Here is the trend chart since 2009, when the Great Recession began:
IBM does not, of course, report Power Systems sales, although it does talk about growth rates for Power Systems, which is how we built our model and how we maintain it. The company has long since stopped giving any sense of how OS/400 and IBM i systems are doing distinct from AIX and Linux systems, as it used to do way back when. Part of that is because of the mixing of platforms on logical partition hypervisors, and part of it is because it doesn’t want to talk about these businesses individually because they are a lot smaller than they once were. But, as we said above, Butterill gave us some color on how IBM i did last year and is doing this year so far:
“We had a very good year in our business in 2019. But 2020, while we started strong through January and February, like most of the rest of the world, we were challenged from March through about June.
I just wanted to mention that many of our clients that are IBM i clients fall into two categories. Many of them are very small clients and of course were hit hard with COVID-19. And we have a number of very large clients. Now, it’s interesting to see how the business was different on those two ends. As I said, the small clients were hit hard with COVID-19 as people were asked to stay home.
But our large clients, some of them in banking, utilities, communication companies – these ones were really actively growing. They were asking us for more capacity and more bandwidth as more and more people were staying at home.

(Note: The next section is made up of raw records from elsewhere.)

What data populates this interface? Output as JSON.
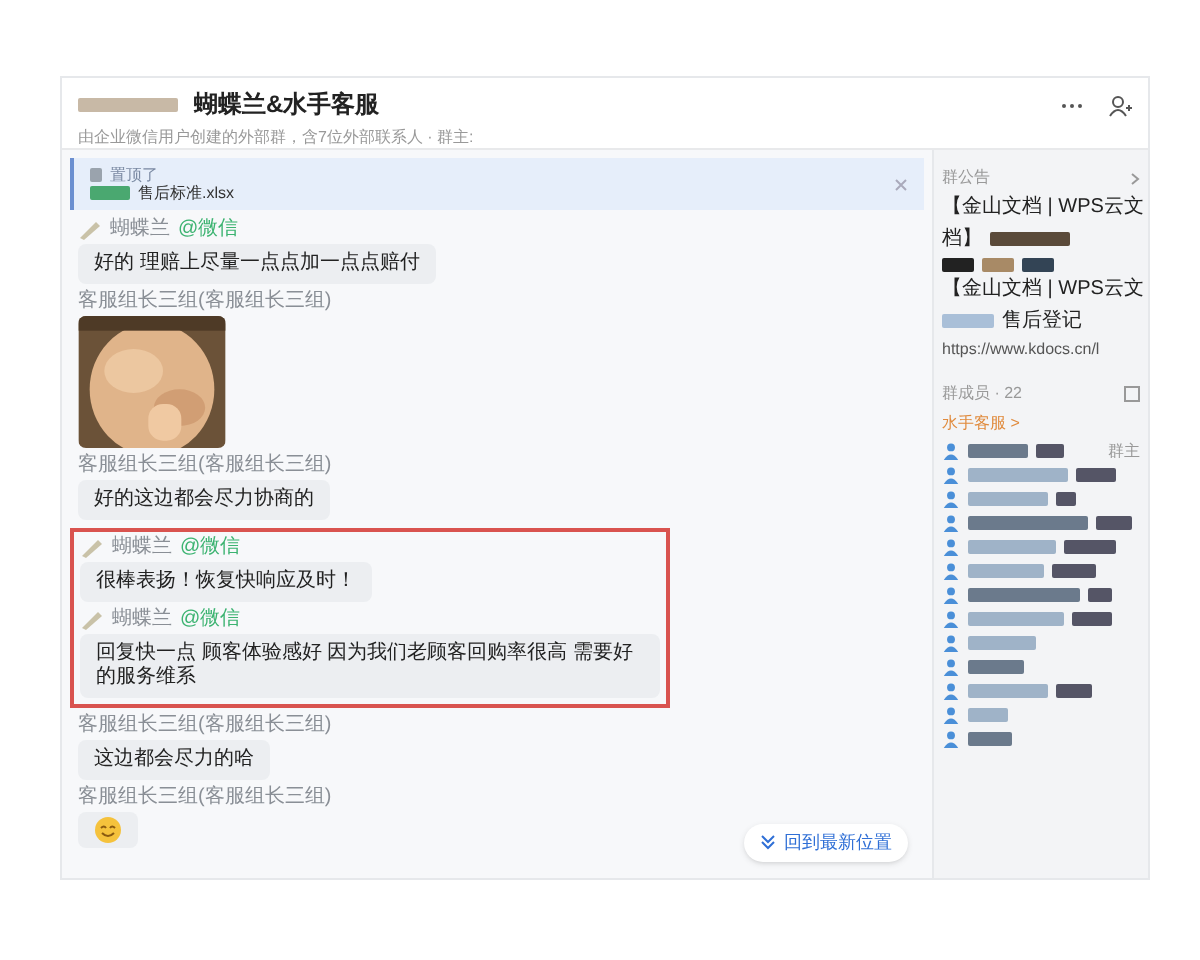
{
  "chat": {
    "title": "蝴蝶兰&水手客服",
    "subtitle": "由企业微信用户创建的外部群，含7位外部联系人 · 群主:"
  },
  "pinned": {
    "action": "置顶了",
    "file": "售后标准.xlsx"
  },
  "messages": [
    {
      "sender": "蝴蝶兰",
      "tag": "@微信",
      "kind": "text",
      "text": "好的 理赔上尽量一点点加一点点赔付",
      "highlighted": false
    },
    {
      "sender": "客服组长三组(客服组长三组)",
      "highlighted": false
    },
    {
      "sender": "客服组长三组(客服组长三组)",
      "kind": "text",
      "text": "好的这边都会尽力协商的",
      "highlighted": false
    },
    {
      "sender": "蝴蝶兰",
      "tag": "@微信",
      "kind": "text",
      "text": "很棒表扬！恢复快响应及时！",
      "highlighted": true
    },
    {
      "sender": "蝴蝶兰",
      "tag": "@微信",
      "kind": "text",
      "text": "回复快一点 顾客体验感好 因为我们老顾客回购率很高 需要好的服务维系",
      "highlighted": true
    },
    {
      "sender": "客服组长三组(客服组长三组)",
      "kind": "text",
      "text": "这边都会尽力的哈",
      "highlighted": false
    },
    {
      "sender": "客服组长三组(客服组长三组)",
      "kind": "emoji",
      "highlighted": false
    }
  ],
  "jump_button": "回到最新位置",
  "sidebar": {
    "announcement_title": "群公告",
    "announcement_lines": [
      "【金山文档 | WPS云文",
      "档】",
      "【金山文档 | WPS云文",
      "售后登记",
      "https://www.kdocs.cn/l"
    ],
    "members_title": "群成员 · 22",
    "members_group": "水手客服 >",
    "owner_badge": "群主"
  }
}
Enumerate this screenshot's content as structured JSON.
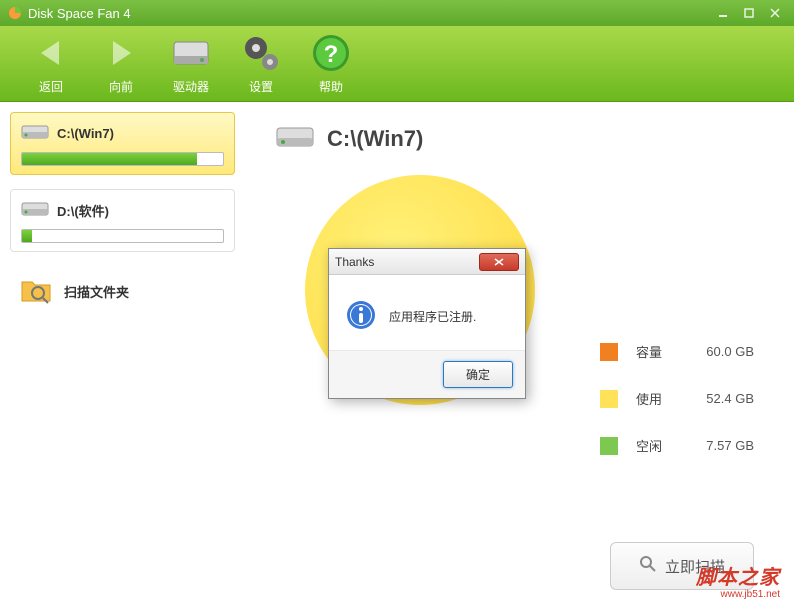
{
  "app": {
    "title": "Disk Space Fan 4"
  },
  "toolbar": {
    "back": "返回",
    "forward": "向前",
    "drives": "驱动器",
    "settings": "设置",
    "help": "帮助"
  },
  "sidebar": {
    "drives": [
      {
        "label": "C:\\(Win7)",
        "percent": 87,
        "active": true
      },
      {
        "label": "D:\\(软件)",
        "percent": 5,
        "active": false
      }
    ],
    "scan_folder": "扫描文件夹"
  },
  "main": {
    "title": "C:\\(Win7)",
    "legend": [
      {
        "label": "容量",
        "value": "60.0 GB",
        "color": "#f08020"
      },
      {
        "label": "使用",
        "value": "52.4 GB",
        "color": "#ffe25a"
      },
      {
        "label": "空闲",
        "value": "7.57 GB",
        "color": "#7cc850"
      }
    ],
    "scan_now": "立即扫描"
  },
  "dialog": {
    "title": "Thanks",
    "message": "应用程序已注册.",
    "ok": "确定"
  },
  "chart_data": {
    "type": "pie",
    "title": "C:\\(Win7)",
    "series": [
      {
        "name": "使用",
        "value": 52.4,
        "unit": "GB",
        "color": "#ffe25a"
      },
      {
        "name": "空闲",
        "value": 7.57,
        "unit": "GB",
        "color": "#7cc850"
      }
    ],
    "total": {
      "name": "容量",
      "value": 60.0,
      "unit": "GB",
      "color": "#f08020"
    }
  },
  "watermark": {
    "text": "脚本之家",
    "url": "www.jb51.net"
  }
}
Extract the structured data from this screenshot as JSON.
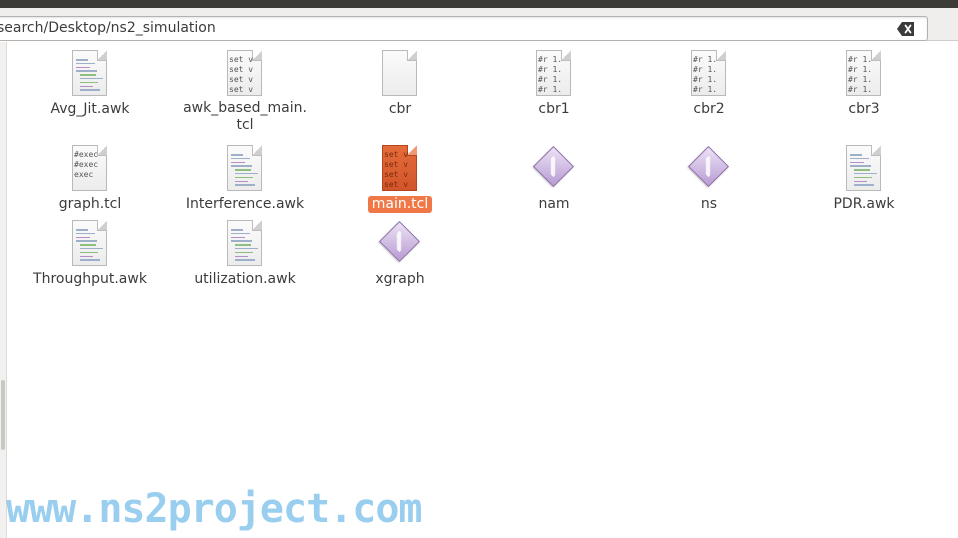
{
  "location": {
    "path": "search/Desktop/ns2_simulation"
  },
  "files": [
    {
      "name": "Avg_Jit.awk",
      "type": "awk-doc",
      "icon": "text-document-icon"
    },
    {
      "name": "awk_based_main.\ntcl",
      "type": "script",
      "icon": "script-document-icon",
      "preview": "set v\nset v\nset v\nset v"
    },
    {
      "name": "cbr",
      "type": "blank",
      "icon": "blank-document-icon"
    },
    {
      "name": "cbr1",
      "type": "data",
      "icon": "data-document-icon",
      "preview": "#r 1.\n#r 1.\n#r 1.\n#r 1."
    },
    {
      "name": "cbr2",
      "type": "data",
      "icon": "data-document-icon",
      "preview": "#r 1.\n#r 1.\n#r 1.\n#r 1."
    },
    {
      "name": "cbr3",
      "type": "data",
      "icon": "data-document-icon",
      "preview": "#r 1.\n#r 1.\n#r 1.\n#r 1."
    },
    {
      "name": "graph.tcl",
      "type": "exec",
      "icon": "script-document-icon",
      "preview": "#exec\n#exec\nexec"
    },
    {
      "name": "Interference.awk",
      "type": "awk-doc",
      "icon": "text-document-icon"
    },
    {
      "name": "main.tcl",
      "type": "selected-script",
      "icon": "script-document-icon",
      "preview": "set v\nset v\nset v\nset v",
      "selected": true
    },
    {
      "name": "nam",
      "type": "exe",
      "icon": "executable-icon"
    },
    {
      "name": "ns",
      "type": "exe",
      "icon": "executable-icon"
    },
    {
      "name": "PDR.awk",
      "type": "awk-doc",
      "icon": "text-document-icon"
    },
    {
      "name": "Throughput.awk",
      "type": "awk-doc",
      "icon": "text-document-icon"
    },
    {
      "name": "utilization.awk",
      "type": "awk-doc",
      "icon": "text-document-icon"
    },
    {
      "name": "xgraph",
      "type": "exe",
      "icon": "executable-icon"
    }
  ],
  "watermark": "www.ns2project.com",
  "colors": {
    "selection": "#f07746",
    "watermark": "#8fc9ee",
    "frame": "#3c3b37"
  }
}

And of course, all of the largest companies that are supporting healthcare and health insurance – we saw tremendous growth on those companies, as well
Now what is very interesting is, from a business perspective, as the world is learning to work from home, we are seeing a strong third quarter and we are hoping that that moves into our fourth quarter as well.”
So, it sounds like IBM i is doing better in some respects, perhaps, than AIX is doing. We, of course, want both to do well, and for Linux to take off on Power as well. Anything that makes Power stronger lets IBM i live longer, after all.